En beginnend met Mozes en alle profeten
verklaarde Hij hun wat in al de Schriften over Hem geschreven staat.
Ze naderden het dorp waarnaar ze op weg waren,
en Hij deed alsof Hij verder moest gaan.
Maar zij drongen bij Hem aan:
“Blijf bij ons, want het wordt avond en de dag loopt al ten einde.”
Toen ging Hij naar binnen om bij hen te blijven.
Terwijl Hij met hen aanlag, nam Hij het brood,
sprak de zegenbede uit, brak het en gaf het hun.

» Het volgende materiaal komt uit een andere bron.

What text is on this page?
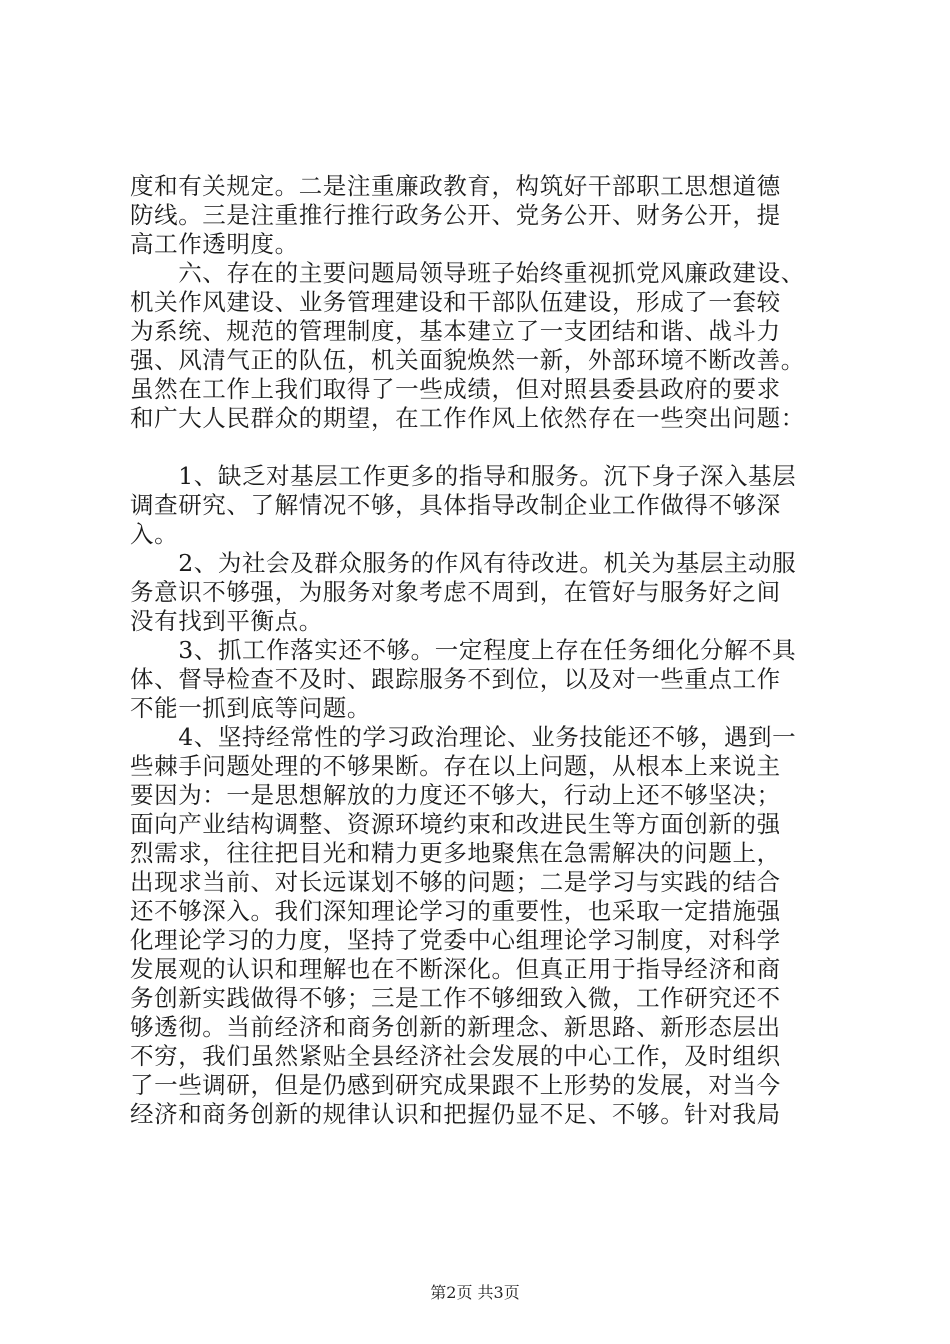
度和有关规定。二是注重廉政教育，构筑好干部职工思想道德
防线。三是注重推行推行政务公开、党务公开、财务公开，提
高工作透明度。
　　六、存在的主要问题局领导班子始终重视抓党风廉政建设、
机关作风建设、业务管理建设和干部队伍建设，形成了一套较
为系统、规范的管理制度，基本建立了一支团结和谐、战斗力
强、风清气正的队伍，机关面貌焕然一新，外部环境不断改善。
虽然在工作上我们取得了一些成绩，但对照县委县政府的要求
和广大人民群众的期望，在工作作风上依然存在一些突出问题：
　　1、缺乏对基层工作更多的指导和服务。沉下身子深入基层
调查研究、了解情况不够，具体指导改制企业工作做得不够深
入。
　　2、为社会及群众服务的作风有待改进。机关为基层主动服
务意识不够强，为服务对象考虑不周到，在管好与服务好之间
没有找到平衡点。
　　3、抓工作落实还不够。一定程度上存在任务细化分解不具
体、督导检查不及时、跟踪服务不到位，以及对一些重点工作
不能一抓到底等问题。
　　4、坚持经常性的学习政治理论、业务技能还不够，遇到一
些棘手问题处理的不够果断。存在以上问题，从根本上来说主
要因为：一是思想解放的力度还不够大，行动上还不够坚决；
面向产业结构调整、资源环境约束和改进民生等方面创新的强
烈需求，往往把目光和精力更多地聚焦在急需解决的问题上，
出现求当前、对长远谋划不够的问题；二是学习与实践的结合
还不够深入。我们深知理论学习的重要性，也采取一定措施强
化理论学习的力度，坚持了党委中心组理论学习制度，对科学
发展观的认识和理解也在不断深化。但真正用于指导经济和商
务创新实践做得不够；三是工作不够细致入微，工作研究还不
够透彻。当前经济和商务创新的新理念、新思路、新形态层出
不穷，我们虽然紧贴全县经济社会发展的中心工作，及时组织
了一些调研，但是仍感到研究成果跟不上形势的发展，对当今
经济和商务创新的规律认识和把握仍显不足、不够。针对我局
第2页 共3页
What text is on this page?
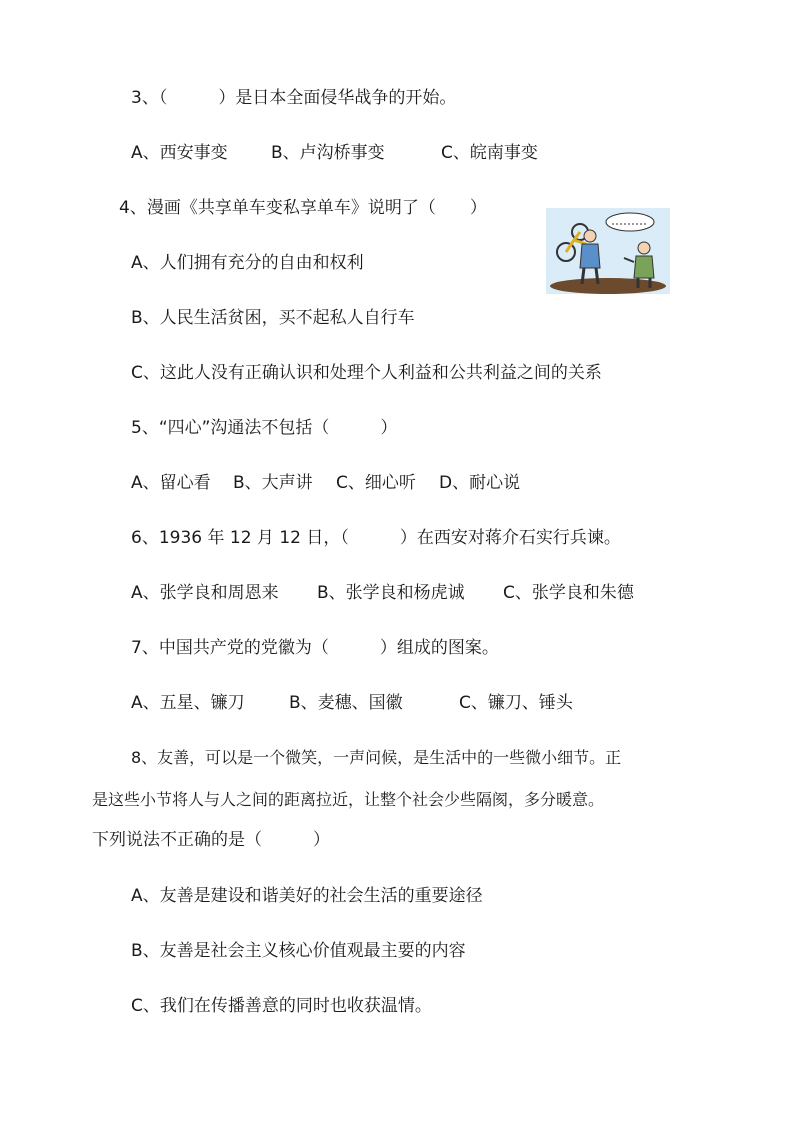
3、（　　　）是日本全面侵华战争的开始。
A、西安事变	B、卢沟桥事变	C、皖南事变
4、漫画《共享单车变私享单车》说明了（　　）
A、人们拥有充分的自由和权利
B、人民生活贫困，买不起私人自行车
C、这此人没有正确认识和处理个人利益和公共利益之间的关系
5、“四心”沟通法不包括（　　　）
A、留心看 B、大声讲 C、细心听 D、耐心说
6、1936 年 12 月 12 日，（　　　）在西安对蒋介石实行兵谏。
A、张学良和周恩来 B、张学良和杨虎诚 C、张学良和朱德
7、中国共产党的党徽为（　　　）组成的图案。
A、五星、镰刀	B、麦穗、国徽	C、镰刀、锤头
8、友善，可以是一个微笑，一声问候，是生活中的一些微小细节。正
是这些小节将人与人之间的距离拉近，让整个社会少些隔阂，多分暖意。
下列说法不正确的是（　　　）
A、友善是建设和谐美好的社会生活的重要途径
B、友善是社会主义核心价值观最主要的内容
C、我们在传播善意的同时也收获温情。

Nu gingen hun ogen open en zij herkenden Hem,
maar Hij verdween uit hun gezicht.
Toen zeiden ze tot elkaar:
“Brandde ons hart niet in ons,
terwijl Hij onderweg met ons sprak en ons de Schriften opende?”
Ze stonden onmiddellijk op, keerden naar Jeruzalem terug
en vonden de elf bijeen samen met degenen die bij hen waren.
Dezen zeiden:
“De Heer is waarlijk verrezen en aan Simon verschenen.”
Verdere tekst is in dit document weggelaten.